When the Drought Really Hits Home
Nobody ever told us farming would be easy. They said you'll have bad years, real bad years and hopefully some good years too. But that is the reality of being in the business we are in - it's unpredictable.
When we started full-time farming on our own in 2006, it was an uphill battle and we relied heavily on Big D's family connections to purchase supplies and inputs. But we made it and we're proud to still be farming strong and carrying on the family tradition, despite having a few bad years with poor pig prices and a less than stellar corn and soybean crop.
This year has really put our love for farming to the test. After a couple bad years, we figured we could make it through any challenge or any obstacle. But it's hard to fathom a year without rain, and I do mean zero rain during practically the entire growing season. It's hard to imagine the impact it will have on a livestock farm and more importantly a farm family.
Until you live it that is.
You try to keep your head up (and your farmer's), but it's hard sometimes because you work so hard to till the ground, plant the crop and provide nutrients (like nitrogen) for your crop only to watch it die slowly over the course of several months. Scorching heat and zero rain showers does some incredibly devastating things to a corn crop, besides stunting its growth, ears that never completely form, ears that rot away and so much more.

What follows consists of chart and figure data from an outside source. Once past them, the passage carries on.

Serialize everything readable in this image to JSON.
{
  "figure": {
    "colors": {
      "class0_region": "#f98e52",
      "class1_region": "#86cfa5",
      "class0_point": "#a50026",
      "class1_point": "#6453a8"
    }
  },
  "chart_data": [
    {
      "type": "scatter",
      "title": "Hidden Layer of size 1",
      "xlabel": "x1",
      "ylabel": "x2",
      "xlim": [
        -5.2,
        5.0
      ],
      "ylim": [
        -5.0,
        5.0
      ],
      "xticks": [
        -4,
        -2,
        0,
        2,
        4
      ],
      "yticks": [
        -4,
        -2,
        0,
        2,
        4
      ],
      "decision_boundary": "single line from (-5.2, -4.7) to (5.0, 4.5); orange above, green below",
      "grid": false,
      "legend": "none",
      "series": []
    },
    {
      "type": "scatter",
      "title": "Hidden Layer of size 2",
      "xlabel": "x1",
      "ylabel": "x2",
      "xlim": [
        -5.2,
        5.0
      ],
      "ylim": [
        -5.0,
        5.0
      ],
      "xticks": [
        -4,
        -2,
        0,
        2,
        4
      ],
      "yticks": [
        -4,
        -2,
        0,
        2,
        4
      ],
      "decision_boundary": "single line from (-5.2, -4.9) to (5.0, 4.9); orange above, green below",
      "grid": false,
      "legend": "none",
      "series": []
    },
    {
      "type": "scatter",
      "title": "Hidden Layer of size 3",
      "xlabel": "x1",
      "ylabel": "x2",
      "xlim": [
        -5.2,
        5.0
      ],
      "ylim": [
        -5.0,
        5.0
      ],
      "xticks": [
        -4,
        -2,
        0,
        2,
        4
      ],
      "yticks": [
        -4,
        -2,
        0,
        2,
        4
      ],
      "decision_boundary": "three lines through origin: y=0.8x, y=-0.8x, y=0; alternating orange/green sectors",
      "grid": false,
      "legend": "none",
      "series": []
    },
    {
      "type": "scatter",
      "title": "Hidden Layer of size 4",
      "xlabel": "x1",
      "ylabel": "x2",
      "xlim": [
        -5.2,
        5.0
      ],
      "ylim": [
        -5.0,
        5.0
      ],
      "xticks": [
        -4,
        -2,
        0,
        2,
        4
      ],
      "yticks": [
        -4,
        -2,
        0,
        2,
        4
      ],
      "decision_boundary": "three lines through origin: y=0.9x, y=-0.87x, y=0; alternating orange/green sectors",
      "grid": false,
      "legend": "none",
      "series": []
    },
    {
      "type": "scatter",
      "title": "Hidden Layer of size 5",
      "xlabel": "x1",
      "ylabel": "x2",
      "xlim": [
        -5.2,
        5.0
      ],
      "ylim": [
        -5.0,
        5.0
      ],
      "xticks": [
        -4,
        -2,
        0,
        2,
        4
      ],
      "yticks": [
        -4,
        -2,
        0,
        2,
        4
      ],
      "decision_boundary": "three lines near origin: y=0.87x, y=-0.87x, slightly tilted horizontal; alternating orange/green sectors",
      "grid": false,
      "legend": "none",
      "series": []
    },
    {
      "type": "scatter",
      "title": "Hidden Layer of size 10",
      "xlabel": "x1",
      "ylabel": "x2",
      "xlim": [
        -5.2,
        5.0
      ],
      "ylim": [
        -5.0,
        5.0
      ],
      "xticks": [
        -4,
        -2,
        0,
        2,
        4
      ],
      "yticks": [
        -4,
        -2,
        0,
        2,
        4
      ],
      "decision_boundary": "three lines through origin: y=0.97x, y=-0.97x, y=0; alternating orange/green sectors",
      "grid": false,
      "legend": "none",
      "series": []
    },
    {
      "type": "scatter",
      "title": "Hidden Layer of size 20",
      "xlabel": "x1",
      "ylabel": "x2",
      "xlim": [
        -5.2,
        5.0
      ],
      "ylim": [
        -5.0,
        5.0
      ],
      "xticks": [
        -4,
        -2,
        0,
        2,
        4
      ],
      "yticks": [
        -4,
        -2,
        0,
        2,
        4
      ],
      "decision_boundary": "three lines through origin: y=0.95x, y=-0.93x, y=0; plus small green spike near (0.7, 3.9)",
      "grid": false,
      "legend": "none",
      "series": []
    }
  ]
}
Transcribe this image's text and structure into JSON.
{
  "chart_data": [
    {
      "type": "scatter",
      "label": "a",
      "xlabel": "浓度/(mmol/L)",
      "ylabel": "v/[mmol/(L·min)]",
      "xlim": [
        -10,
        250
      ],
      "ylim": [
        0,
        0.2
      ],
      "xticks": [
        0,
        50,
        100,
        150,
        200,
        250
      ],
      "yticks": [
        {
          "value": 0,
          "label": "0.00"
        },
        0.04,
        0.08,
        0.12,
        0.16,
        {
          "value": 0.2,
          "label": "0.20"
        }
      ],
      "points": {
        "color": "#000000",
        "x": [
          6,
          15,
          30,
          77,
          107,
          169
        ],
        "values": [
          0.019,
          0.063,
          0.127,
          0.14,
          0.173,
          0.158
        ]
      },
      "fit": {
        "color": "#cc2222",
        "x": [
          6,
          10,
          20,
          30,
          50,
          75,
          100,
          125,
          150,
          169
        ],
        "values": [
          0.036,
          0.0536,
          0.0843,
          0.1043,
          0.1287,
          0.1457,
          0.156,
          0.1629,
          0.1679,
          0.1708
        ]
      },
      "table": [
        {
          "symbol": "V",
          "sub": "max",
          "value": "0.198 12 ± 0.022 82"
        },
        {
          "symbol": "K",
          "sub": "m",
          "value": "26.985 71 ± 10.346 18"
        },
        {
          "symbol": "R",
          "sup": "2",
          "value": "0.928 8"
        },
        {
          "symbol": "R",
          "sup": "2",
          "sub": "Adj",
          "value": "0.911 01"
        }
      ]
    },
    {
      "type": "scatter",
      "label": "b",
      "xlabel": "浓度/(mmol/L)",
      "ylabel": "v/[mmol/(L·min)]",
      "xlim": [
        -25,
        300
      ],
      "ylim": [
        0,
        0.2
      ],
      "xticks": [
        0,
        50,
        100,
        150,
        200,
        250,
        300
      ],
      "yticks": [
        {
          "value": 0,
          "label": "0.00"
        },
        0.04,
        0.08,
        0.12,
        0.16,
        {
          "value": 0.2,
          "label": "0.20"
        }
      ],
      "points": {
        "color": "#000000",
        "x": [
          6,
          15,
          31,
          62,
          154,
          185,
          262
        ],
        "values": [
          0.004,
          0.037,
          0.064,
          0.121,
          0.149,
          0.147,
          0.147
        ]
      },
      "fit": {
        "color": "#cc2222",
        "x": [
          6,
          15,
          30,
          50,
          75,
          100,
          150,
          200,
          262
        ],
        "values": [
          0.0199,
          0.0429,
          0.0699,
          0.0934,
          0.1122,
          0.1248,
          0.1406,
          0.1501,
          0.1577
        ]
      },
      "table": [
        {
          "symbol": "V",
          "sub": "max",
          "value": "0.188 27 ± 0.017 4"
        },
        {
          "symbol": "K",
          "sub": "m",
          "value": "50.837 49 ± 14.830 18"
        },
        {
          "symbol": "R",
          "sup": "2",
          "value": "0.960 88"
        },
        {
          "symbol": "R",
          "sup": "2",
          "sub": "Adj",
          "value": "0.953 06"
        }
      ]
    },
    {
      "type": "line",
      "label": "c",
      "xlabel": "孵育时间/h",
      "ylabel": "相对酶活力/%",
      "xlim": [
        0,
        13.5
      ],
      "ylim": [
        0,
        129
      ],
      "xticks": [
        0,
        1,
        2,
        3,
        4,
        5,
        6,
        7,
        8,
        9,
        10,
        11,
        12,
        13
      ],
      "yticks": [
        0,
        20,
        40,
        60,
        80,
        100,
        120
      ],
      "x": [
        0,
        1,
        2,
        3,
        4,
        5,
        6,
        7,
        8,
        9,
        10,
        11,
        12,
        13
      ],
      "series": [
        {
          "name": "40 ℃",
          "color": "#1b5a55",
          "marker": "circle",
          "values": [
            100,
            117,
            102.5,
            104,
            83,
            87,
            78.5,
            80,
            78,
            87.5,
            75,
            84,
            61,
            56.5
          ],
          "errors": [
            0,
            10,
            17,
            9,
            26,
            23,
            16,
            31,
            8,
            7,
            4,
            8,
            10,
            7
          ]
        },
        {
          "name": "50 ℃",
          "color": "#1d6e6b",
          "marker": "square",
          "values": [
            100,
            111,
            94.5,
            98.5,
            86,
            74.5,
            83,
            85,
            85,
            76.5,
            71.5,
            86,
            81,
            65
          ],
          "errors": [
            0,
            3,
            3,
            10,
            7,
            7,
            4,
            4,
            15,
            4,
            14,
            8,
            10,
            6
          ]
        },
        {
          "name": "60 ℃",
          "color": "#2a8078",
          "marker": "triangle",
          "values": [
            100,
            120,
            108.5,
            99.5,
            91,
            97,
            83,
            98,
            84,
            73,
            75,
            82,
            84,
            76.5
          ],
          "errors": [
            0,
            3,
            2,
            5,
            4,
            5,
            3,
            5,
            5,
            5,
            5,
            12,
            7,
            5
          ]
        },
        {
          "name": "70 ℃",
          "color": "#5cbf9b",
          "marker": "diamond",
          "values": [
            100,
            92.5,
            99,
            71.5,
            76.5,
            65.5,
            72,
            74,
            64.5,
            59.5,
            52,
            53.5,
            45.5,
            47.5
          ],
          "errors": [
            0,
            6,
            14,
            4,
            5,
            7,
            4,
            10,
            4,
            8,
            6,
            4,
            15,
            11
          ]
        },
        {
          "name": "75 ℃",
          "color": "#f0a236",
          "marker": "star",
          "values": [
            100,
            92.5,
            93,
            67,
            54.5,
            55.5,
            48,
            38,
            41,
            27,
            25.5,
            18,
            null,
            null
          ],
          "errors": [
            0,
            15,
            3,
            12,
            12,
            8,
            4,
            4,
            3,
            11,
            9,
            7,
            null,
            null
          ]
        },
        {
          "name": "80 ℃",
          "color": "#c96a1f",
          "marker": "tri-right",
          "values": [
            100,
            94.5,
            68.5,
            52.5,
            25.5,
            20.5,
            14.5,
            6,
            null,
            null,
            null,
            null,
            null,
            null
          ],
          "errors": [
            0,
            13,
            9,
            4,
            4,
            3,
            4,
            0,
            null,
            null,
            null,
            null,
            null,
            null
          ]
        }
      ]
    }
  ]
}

We are on the verge of harvest right now. The combine is ready to go and waiting in the barn lot. The grain cart is ready to be filled and unloaded into the semi. And the grain bins are empty and ready to be filled. Usually, this time of the year, we are excited and eager to get out in the fields and see what the harvest will bring. This year, it is with a bit of hesitation that I send my farmer out to the fields for fall harvest.
It's been estimated that our drought-stricken corn crop will yield as low as 25 bushels per acre and up to 100 bushels per acre. I never in my life could've imagined wishing and hoping for 100 bushels per acre when on a good year we average close to 200 bushels per acre.
We don't know what's out there and that is beyond scary.
And while we may have crop insurance (which is a God send by the way) to reimburse us for up to 134 bushels per acre, that's not enough. See 100 percent of our corn crop is used to feed our pigs and we use every last kernel. So at some point in the next several months we will be forced to purchase corn to feed our pigs. And with corn expected to reach up to $11 per bushel (right now it's around $8), you can only imagine what kind of financial strain that will do to our business.
The reality is that this drought has taken its toll not only on our corn crop, but my family. My hubby has been beyond stressed trying to figure out how we're going to make it through this. He has been praying and hoping for 100 bushels per acre, though we know that still won't be enough.
But as his partner and wife, I will stand by his side no matter what happens, encouraging him and reminding him that no matter what things will be Ok.
So while the mainstream media news has simmered on the drought and the impact it will have on farmers across the country, it's not over, the pain is only just beginning for livestock farm families.
Even though, we've had several inches of rain in the last couple weeks, it's a little too late, unfortunately.
But just like I tell my farmer hubby, things will be Ok, I know they will. Besides, I believe 100 percent that the Lord is in our corner and he will help carry us through this unprecedented year in farming.
Sometimes a little prayer goes a long way.